It’s been awhile since last I posted. I apologize. After a family vacation to the mountains, and a subsequent tubing trip this weekend (that did not go well), I found myself back at work and hurried for my upcoming vacation. (I’m excited.) I have had no time to comment until now.
Now is the winter of our discontent. (no no no that’s wrong) Now is the time before the flight, the hours leading up to the two hour trip to the airport, and I’m already starting to feel a bit nervous. (cue anti-anxiety meds for a thousand, Alex).
I suppose I could continue on with FishBoy! But I just am not in the mood to rehash his tales, so this will likely be a shorter post than normal.
This post will be forever known as “Tinder Time”.
I did it. I downloaded Tinder. I don’t exactly know why. I’m not that interested in a hook up, and after reading many posts on here about the essential ‘date’ landed on Tinder, I should have known that all I’d hear from were wackjobs and lameos.
Case in Point.
#1. Hi, I don’t usually talk to women who are so much younger than me on here, but you are interested in a lot of the same things I am. I hope to hear back from you.
Ok so I checked out his profile. Not one pic that wasn’t a group or with another woman. But he seemed to be interested in Star Trek and Doctor Who so I wrote back.

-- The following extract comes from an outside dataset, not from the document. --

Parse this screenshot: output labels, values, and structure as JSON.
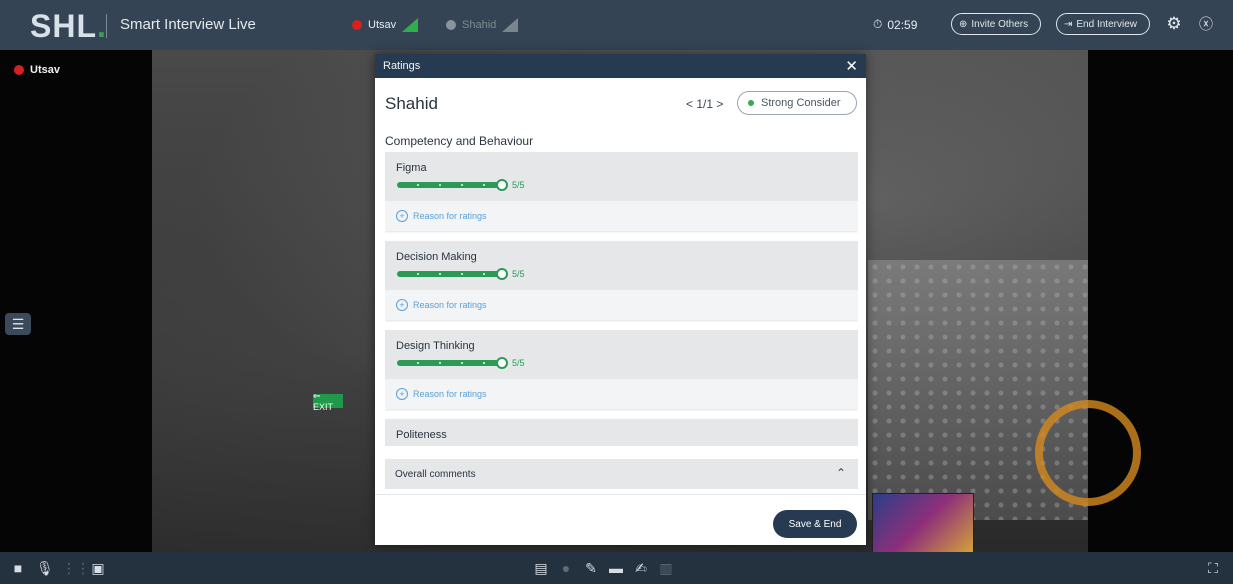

Me: Hi how much older are you? Your profile states your 36. I’m 34. I see that you like Star Trek and Doctor Who. What is your favorite Trek? Who’s your doctor? What are you looking for on this site?
And then nothing… no more conversation. He poofed off the face of Tinder. Oh well More power to him.
#2. Hi! Sex?
Really. That’s what you choose to open with? I realize that Tinder makes it easy to send a blanket message to all the women in your area, but THAT can’t possibly work right? But as I was at work I figured I’d at least be polite.
Me: No sorry, I’m at work.
#2: When do you get off?
#2: Where do you work?
Me: about 2 hours from you.
#2: Well, if you want to hook up some other time my number is 999-999-9999
No, I did not save his number. No I have no intention of driving 2 hours for meaningless sex with a man I don’t know. Next.
#3: You r hawt. I wnt 2 mt u.
I didn’t feel the need to reply. He obviously didn’t have the ability to speak English, or type it..whatever.
Maybe it’s just me, but I actually miss corny pick-up lines. I miss “Well Fuck me if I am wrong, but isn’t your name Xena?” At least it took a bit of courage to ask, and what’s more it took brain functionality to come up with what to say. Now days Men can just type 3 letters and expect you to cum for them.